Desde o início do governo Lula, o ministro do Trabalho e Emprego, Luiz Marinho, tem se dedicado a criticar a reforma, que considera “um retrocesso” e “uma tragédia para a formalização do trabalho”. Em abril, Marinho descartou eventual derrubada da lei, mas admitiu que o Executivo pretende revisar “pontos cruciais” aprovados em 2017.
Na mira do PT, entre outros itens, está a regulamentação do trabalho de motoristas e entregadores de aplicativos. O governo quer que esses profissionais sejam contratados pelo regime CLT, com acesso aos direitos trabalhistas – mas 75% deles preferem manter o modelo atual, que lhes dá maior flexibilidade e autonomia. O governo também já deixou claro que o imposto sindical obrigatório, uma tungada no trabalhador, deverá voltar sob outro nome.
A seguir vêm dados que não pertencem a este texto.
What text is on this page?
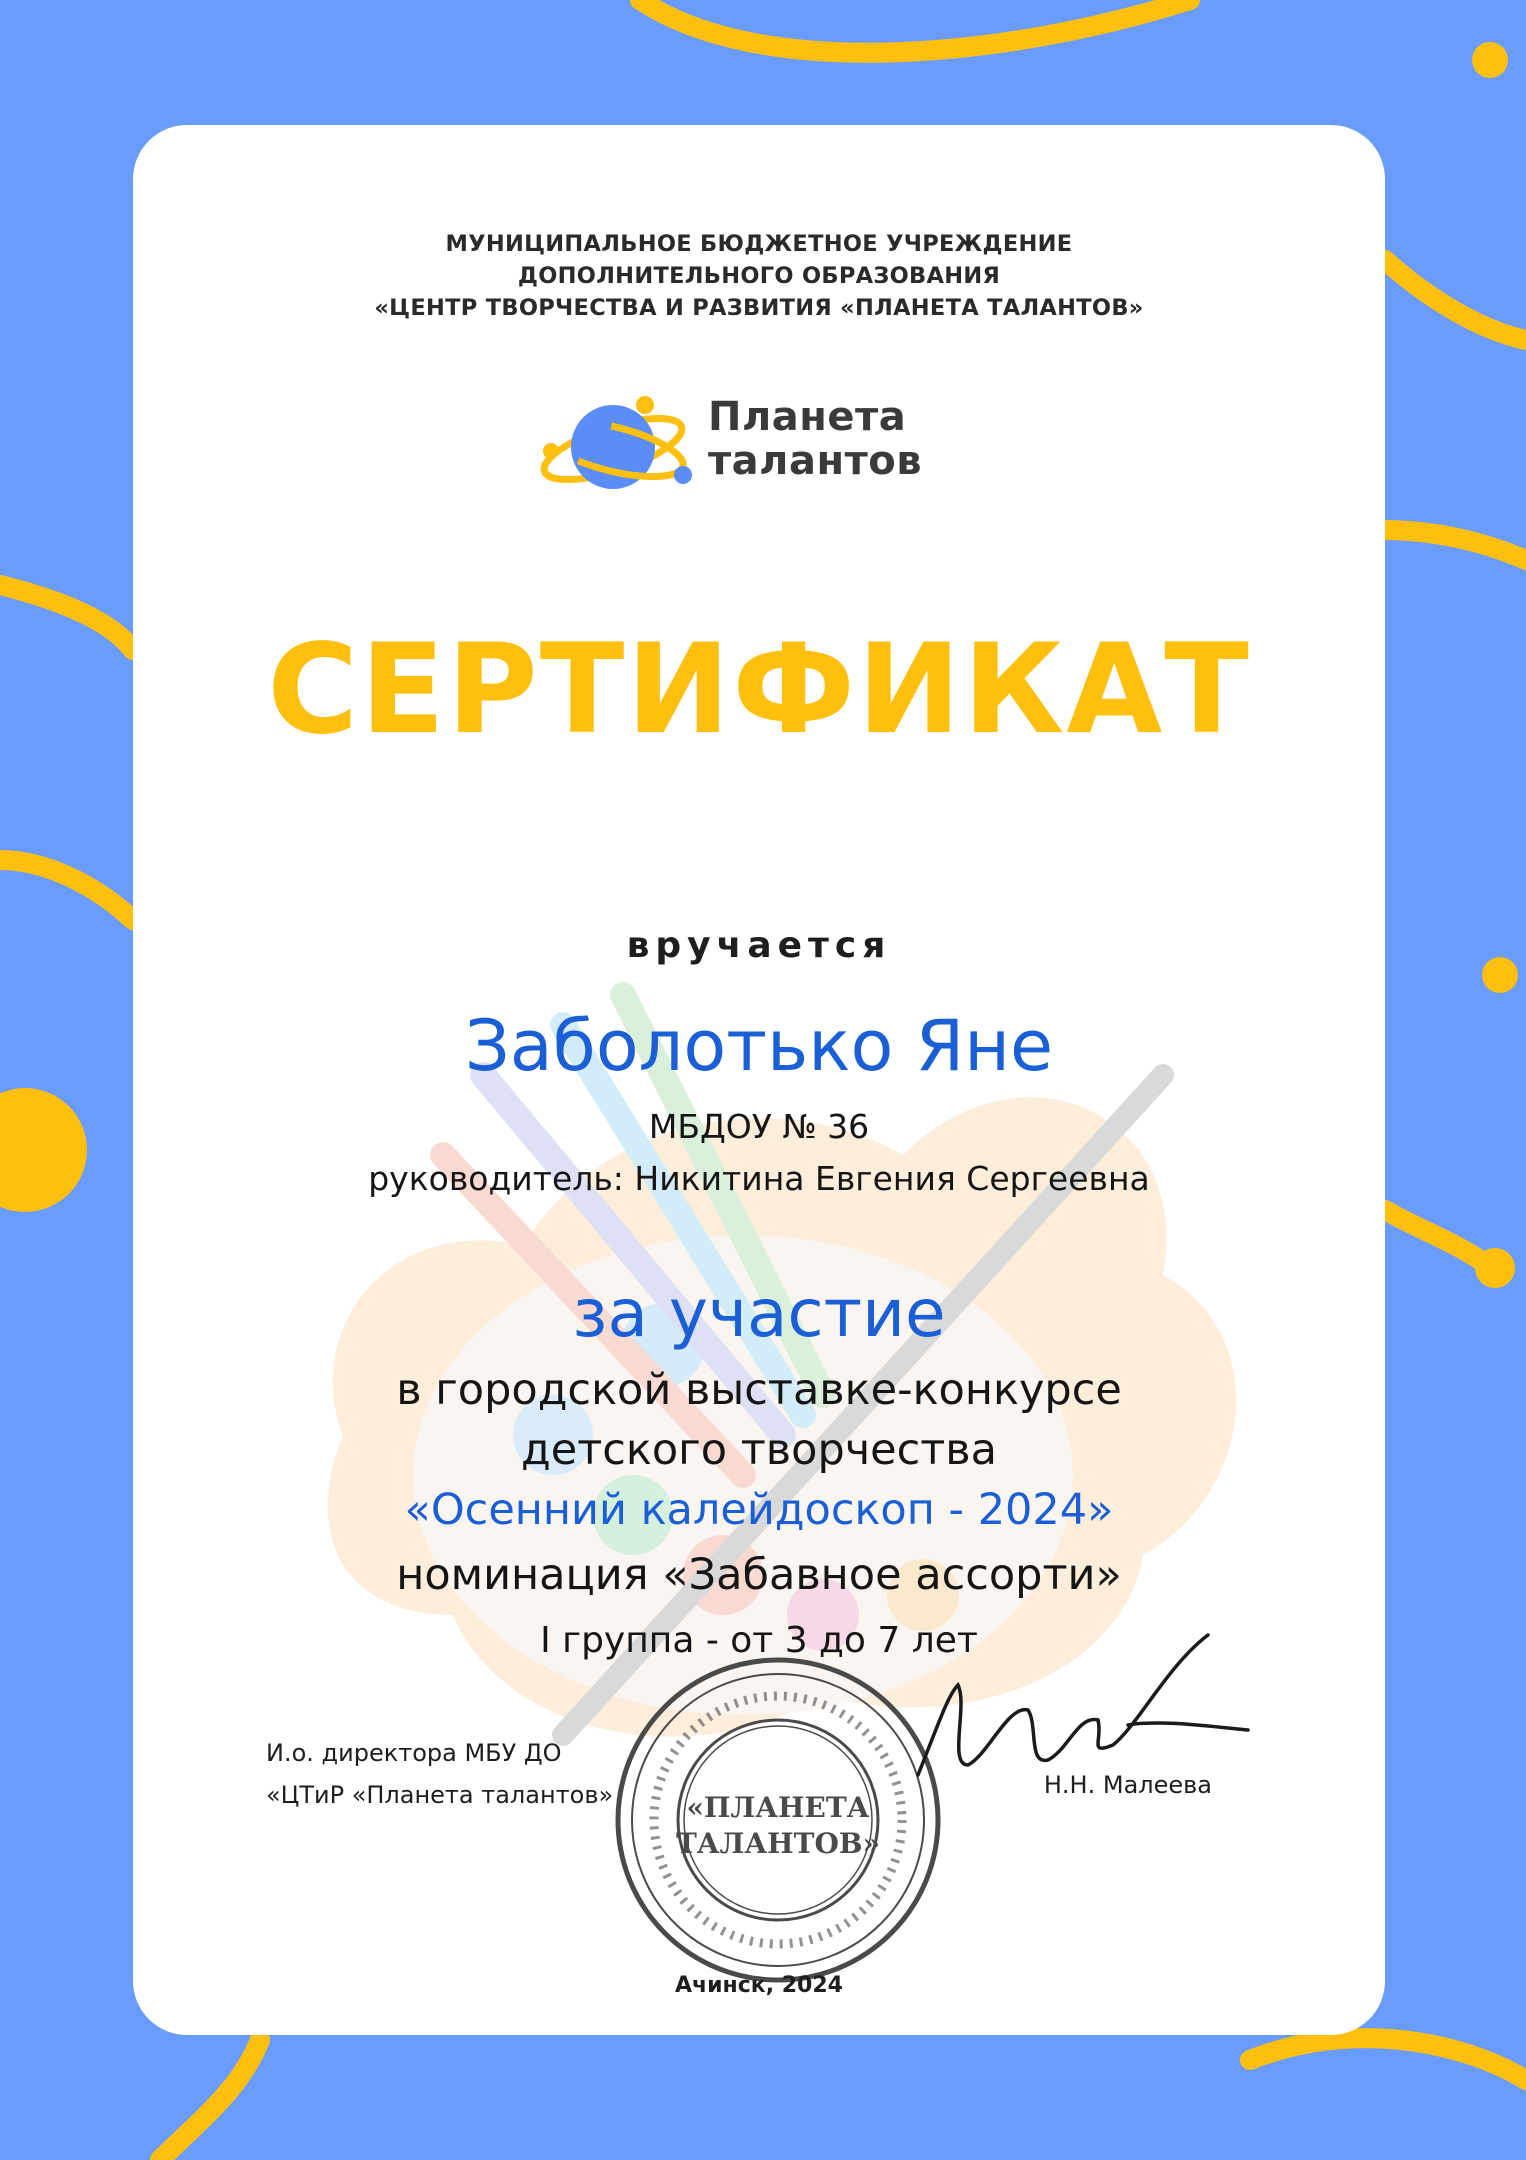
МУНИЦИПАЛЬНОЕ БЮДЖЕТНОЕ УЧРЕЖДЕНИЕ
ДОПОЛНИТЕЛЬНОГО ОБРАЗОВАНИЯ
«ЦЕНТР ТВОРЧЕСТВА И РАЗВИТИЯ «ПЛАНЕТА ТАЛАНТОВ»
Планета
талантов
СЕРТИФИКАТ

вручается

Заболотько Яне

МБДОУ № 36

руководитель: Никитина Евгения Сергеевна

за участие

в городской выставке-конкурсе

детского творчества

«Осенний калейдоскоп - 2024»

номинация «Забавное ассорти»

I группа - от 3 до 7 лет

И.о. директора МБУ ДО
«ЦТиР «Планета талантов»	«ПЛАНЕТА
ТАЛАНТОВ»
Н.Н. Малеева

Ачинск, 2024
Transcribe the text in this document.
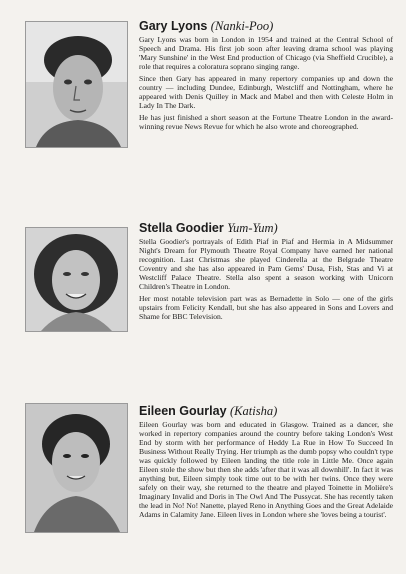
Gary Lyons (Nanki-Poo)

Gary Lyons was born in London in 1954 and trained at the Central School of Speech and Drama. His first job soon after leaving drama school was playing 'Mary Sunshine' in the West End production of Chicago (via Sheffield Crucible), a role that requires a coloratura soprano singing range.

Since then Gary has appeared in many repertory companies up and down the country — including Dundee, Edinburgh, Westcliff and Nottingham, where he appeared with Denis Quilley in Mack and Mabel and then with Celeste Holm in Lady In The Dark.

He has just finished a short season at the Fortune Theatre London in the award-winning revue News Revue for which he also wrote and choreographed.

Stella Goodier Yum-Yum)

Stella Goodier's portrayals of Edith Piaf in Piaf and Hermia in A Midsummer Night's Dream for Plymouth Theatre Royal Company have earned her national recognition. Last Christmas she played Cinderella at the Belgrade Theatre Coventry and she has also appeared in Pam Gems' Dusa, Fish, Stas and Vi at Westcliff Palace Theatre. Stella also spent a season working with Unicorn Children's Theatre in London.

Her most notable television part was as Bernadette in Solo — one of the girls upstairs from Felicity Kendall, but she has also appeared in Sons and Lovers and Shame for BBC Television.

Eileen Gourlay (Katisha)

Eileen Gourlay was born and educated in Glasgow. Trained as a dancer, she worked in repertory companies around the country before taking London's West End by storm with her performance of Heddy La Rue in How To Succeed In Business Without Really Trying. Her triumph as the dumb popsy who couldn't type was quickly followed by Eileen landing the title role in Little Me. Once again Eileen stole the show but then she adds 'after that it was all downhill'. In fact it was anything but, Eileen simply took time out to be with her twins. Once they were safely on their way, she returned to the theatre and played Toinette in Molière's Imaginary Invalid and Doris in The Owl And The Pussycat. She has recently taken the lead in No! No! Nanette, played Reno in Anything Goes and the Great Adelaide Adams in Calamity Jane. Eileen lives in London where she 'loves being a tourist'.
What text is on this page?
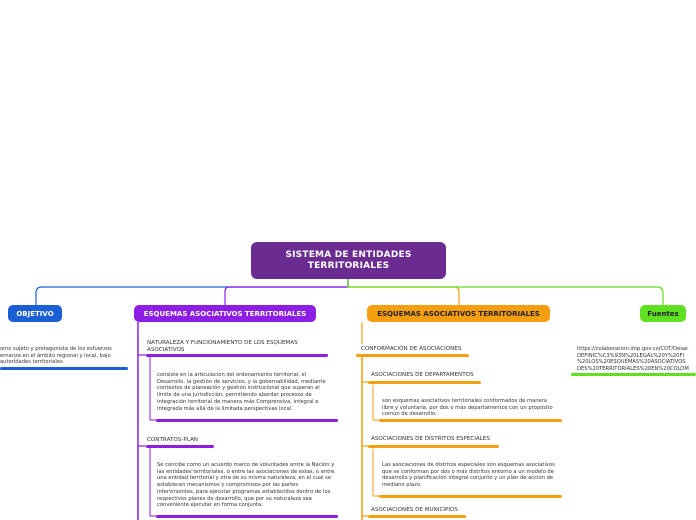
SISTEMA DE ENTIDADES
TERRITORIALES
OBJETIVO
omo sujeto y protagonista de los esfuerzos ernanza en el ámbito regional y local, bajo autoridades territoriales.
ESQUEMAS ASOCIATIVOS TERRITORIALES
NATURALEZA Y FUNCIONAMIENTO DE LOS ESQUEMAS ASOCIATIVOS
consiste en la articulación del ordenamiento territorial, el Desarrollo, la gestión de servicios, y la gobernabilidad, mediante contextos de planeación y gestión institucional que superan el límite de una jurisdicción, permitiendo abordar procesos de integración territorial de manera más Comprensiva, integral e integrada más allá de la limitada perspectivas local.
CONTRATOS-PLAN
Se concibe como un acuerdo marco de voluntades entre la Nación y las entidades territoriales, o entre las asociaciones de estas, o entre una entidad territorial y otra de su misma naturaleza, en el cual se establecen mecanismos y compromisos por las partes intervinientes, para ejecutar programas establecidos dentro de los respectivos planes de desarrollo, que por su naturaleza sea conveniente ejecutar en forma conjunta.
ESQUEMAS ASOCIATIVOS TERRITORIALES
CONFORMACIÓN DE ASOCIACIONES
ASOCIACIONES DE DEPARTAMENTOS
son esquemas asociativos territoriales conformados de manera libre y voluntaria, por dos o más departamentos con un propósito común de desarrollo.
ASOCIACIONES DE DISTRITOS ESPECIALES
Las asociaciones de distritos especiales son esquemas asociativos que se conforman por dos o más distritos entorno a un modelo de desarrollo y planificación integral conjunto y un plan de acción de mediano plazo.
ASOCIACIONES DE MUNICIPIOS
Fuentes
https://colaboracion.dnp.gov.co/CDT/Desar
DEFINIC%C3%93N%20LEGAL%20Y%20FI
%20LOS%20ESQUEMAS%20ASOCIATIVOS
DES%20TERRITORIALES%20EN%20COLOM
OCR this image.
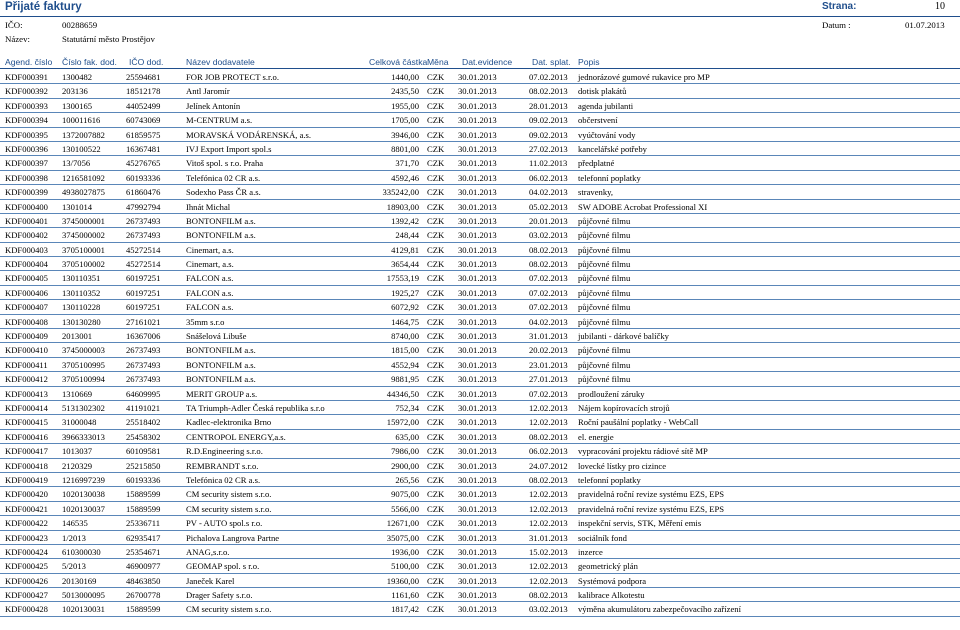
Přijaté faktury	Strana:	10
IČO:	00288659
Název:	Statutární město Prostějov
Datum :	01.07.2013
Agend. číslo Číslo fak. dod. IČO dod.	Název dodavatele	Celková částka Měna Dat.evidence Dat. splat. Popis
KDF000391 1300482	25594681	FOR JOB PROTECT s.r.o.	1440,00 CZK 30.01.2013	07.02.2013 jednorázové gumové rukavice pro MP
KDF000392 203136	18512178	Antl Jaromír	2435,50 CZK 30.01.2013	08.02.2013 dotisk plakátů
KDF000393 1300165	44052499	Jelínek Antonín	1955,00 CZK 30.01.2013	28.01.2013 agenda jubilanti
KDF000394 100011616	60743069	M-CENTRUM a.s.	1705,00 CZK 30.01.2013	09.02.2013 občerstvení
KDF000395 1372007882 61859575	MORAVSKÁ VODÁRENSKÁ, a.s.	3946,00 CZK 30.01.2013	09.02.2013 vyúčtování vody
KDF000396 130100522	16367481	IVJ Export Import spol.s	8801,00 CZK 30.01.2013	27.02.2013 kancelářské potřeby
KDF000397 13/7056	45276765	Vitoš spol. s r.o. Praha	371,70 CZK 30.01.2013	11.02.2013 předplatné
KDF000398 1216581092 60193336	Telefónica 02 CR a.s.	4592,46 CZK 30.01.2013	06.02.2013 telefonní poplatky
KDF000399 4938027875 61860476	Sodexho Pass ČR a.s.	335242,00 CZK 30.01.2013	04.02.2013 stravenky,
KDF000400 1301014	47992794	Ihnát Michal	18903,00 CZK 30.01.2013	05.02.2013 SW ADOBE Acrobat Professional XI
KDF000401 3745000001 26737493	BONTONFILM a.s.	1392,42 CZK 30.01.2013	20.01.2013 půjčovné filmu
KDF000402 3745000002 26737493	BONTONFILM a.s.	248,44 CZK 30.01.2013	03.02.2013 půjčovné filmu
KDF000403 3705100001 45272514	Cinemart, a.s.	4129,81 CZK 30.01.2013	08.02.2013 půjčovné filmu
KDF000404 3705100002 45272514	Cinemart, a.s.	3654,44 CZK 30.01.2013	08.02.2013 půjčovné filmu
KDF000405 130110351	60197251	FALCON a.s.	17553,19 CZK 30.01.2013	07.02.2013 půjčovné filmu
KDF000406 130110352	60197251	FALCON a.s.	1925,27 CZK 30.01.2013	07.02.2013 půjčovné filmu
KDF000407 130110228	60197251	FALCON a.s.	6072,92 CZK 30.01.2013	07.02.2013 půjčovné filmu
KDF000408 130130280	27161021	35mm s.r.o	1464,75 CZK 30.01.2013	04.02.2013 půjčovné filmu
KDF000409 2013001	16367006	Snášelová Libuše	8740,00 CZK 30.01.2013	31.01.2013 jubilanti - dárkové balíčky
KDF000410 3745000003 26737493	BONTONFILM a.s.	1815,00 CZK 30.01.2013	20.02.2013 půjčovné filmu
KDF000411 3705100995 26737493	BONTONFILM a.s.	4552,94 CZK 30.01.2013	23.01.2013 půjčovné filmu
KDF000412 3705100994 26737493	BONTONFILM a.s.	9881,95 CZK 30.01.2013	27.01.2013 půjčovné filmu
KDF000413 1310669	64609995	MERIT GROUP a.s.	44346,50 CZK 30.01.2013	07.02.2013 prodloužení záruky
KDF000414 5131302302 41191021	TA Triumph-Adler Česká republika s.r.o	752,34 CZK 30.01.2013	12.02.2013 Nájem kopírovacích strojů
KDF000415 31000048	25518402	Kadlec-elektronika Brno	15972,00 CZK 30.01.2013	12.02.2013 Roční paušální poplatky - WebCall
KDF000416 3966333013 25458302	CENTROPOL ENERGY,a.s.	635,00 CZK 30.01.2013	08.02.2013 el. energie
KDF000417 1013037	60109581	R.D.Engineering s.r.o.	7986,00 CZK 30.01.2013	06.02.2013 vypracování projektu rádiové sítě MP
KDF000418 2120329	25215850	REMBRANDT s.r.o.	2900,00 CZK 30.01.2013	24.07.2012 lovecké lístky pro cizince
KDF000419 1216997239 60193336	Telefónica 02 CR a.s.	265,56 CZK 30.01.2013	08.02.2013 telefonní poplatky
KDF000420 1020130038 15889599	CM security sistem s.r.o.	9075,00 CZK 30.01.2013	12.02.2013 pravidelná roční revize systému EZS, EPS
KDF000421 1020130037 15889599	CM security sistem s.r.o.	5566,00 CZK 30.01.2013	12.02.2013 pravidelná roční revize systému EZS, EPS
KDF000422 146535	25336711	PV - AUTO spol.s r.o.	12671,00 CZK 30.01.2013	12.02.2013 inspekční servis, STK, Měření emis
KDF000423 1/2013	62935417	Pichalova Langrova Partne	35075,00 CZK 30.01.2013	31.01.2013 sociálník fond
KDF000424 610300030	25354671	ANAG,s.r.o.	1936,00 CZK 30.01.2013	15.02.2013 inzerce
KDF000425 5/2013	46900977	GEOMAP spol. s r.o.	5100,00 CZK 30.01.2013	12.02.2013 geometrický plán
KDF000426 20130169	48463850	Janeček Karel	19360,00 CZK 30.01.2013	12.02.2013 Systémová podpora
KDF000427 5013000095 26700778	Drager Safety s.r.o.	1161,60 CZK 30.01.2013	08.02.2013 kalibrace Alkotestu
KDF000428 1020130031 15889599	CM security sistem s.r.o.	1817,42 CZK 30.01.2013	03.02.2013 výměna akumulátoru zabezpečovacího zařízení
O STF já deu sinal verde, aliás, ao julgar uma ação.
Marco do saneamento
A primeira grande derrota do governo Lula no Parlamento em 2023 foi a derrubada, pela Câmara, de dispositivos do marco do saneamento modificados pelo presidente da República. A lei, aprovada pelo Congresso e sancionada em 2020, definiu metas de atendimento de 99% da população brasileira com água potável e 90% com coleta e tratamento de esgoto até 2033.
Uma das principais alterações que haviam sido feitas pelo governo foi a permissão para que as companhias estaduais prestassem serviços, sem necessidade de licitação, em microrregiões, regiões metropolitanas ou aglomerações urbanas. O prazo para a regionalização do serviço de saneamento determinado pelo marco legal foi prorrogado para 2025. Com a derrubada das mudanças pelos deputados, o projeto agora tem de ser analisado pelo Senado.
“Isso pode trazer uma insegurança jurídica em relação a novos investimentos”, diz a presidente-executiva do Instituto Trata Brasil, Luana Pretto, entrevistada pelo Metrópoles em abril. “A partir do momento em que uma empresa decide entrar no setor de saneamento básico, ela quer regras claras e objetivas que precisam ser seguidas. Quando essas regras mudam no decorrer do caminho, isso gera instabilidade e muitas vezes até um pé no freio dos investimentos.”
Privatização da Eletrobras
Concluída em 2021, sob o governo Bolsonaro, a privatização da Eletrobras se tornou um dos alvos preferenciais de Lula nas últimas semanas. Em discurso em Salvador, no dia 11, o presidente falou em “sacanagem” ao criticar as regras que limitam a participação da União e demais acionistas a 10% do direito de voto na companhia.
Por meio da Advocacia-Geral da União (AGU), o governo recorreu ao Supremo Tribunal Federal (STF) para que a Corte declare parcialmente inconstitucionais alguns dispositivos da Lei de Desestatização da Eletrobras. O caso, sob análise do ministro Nunes Marques, deve ser encaminhado ao plenário.
Apesar da escalada retórica contra a privatização, analistas ouvidos pelo Metrópoles entendem que as chances de uma possível reestatização da empresa são quase nulas. No entanto, o imbróglio vem derrubando as ações da Eletrobras e prejudicando centenas de milhares de brasileiros que compraram ações da companhia usando parte do FGTS.
“Seria criada uma insegurança jurídica que inviabilizaria investimentos importantíssimos para o PIB. Investimentos na cadeia de infraestrutura, de longo prazo, deixariam de ser feitos no Brasil. Isso condenaria uma geração inteira por uma decisão sem pé nem cabeça”, afirma Hugo Queiroz, diretor de Corporate Advisory da L4 Capital.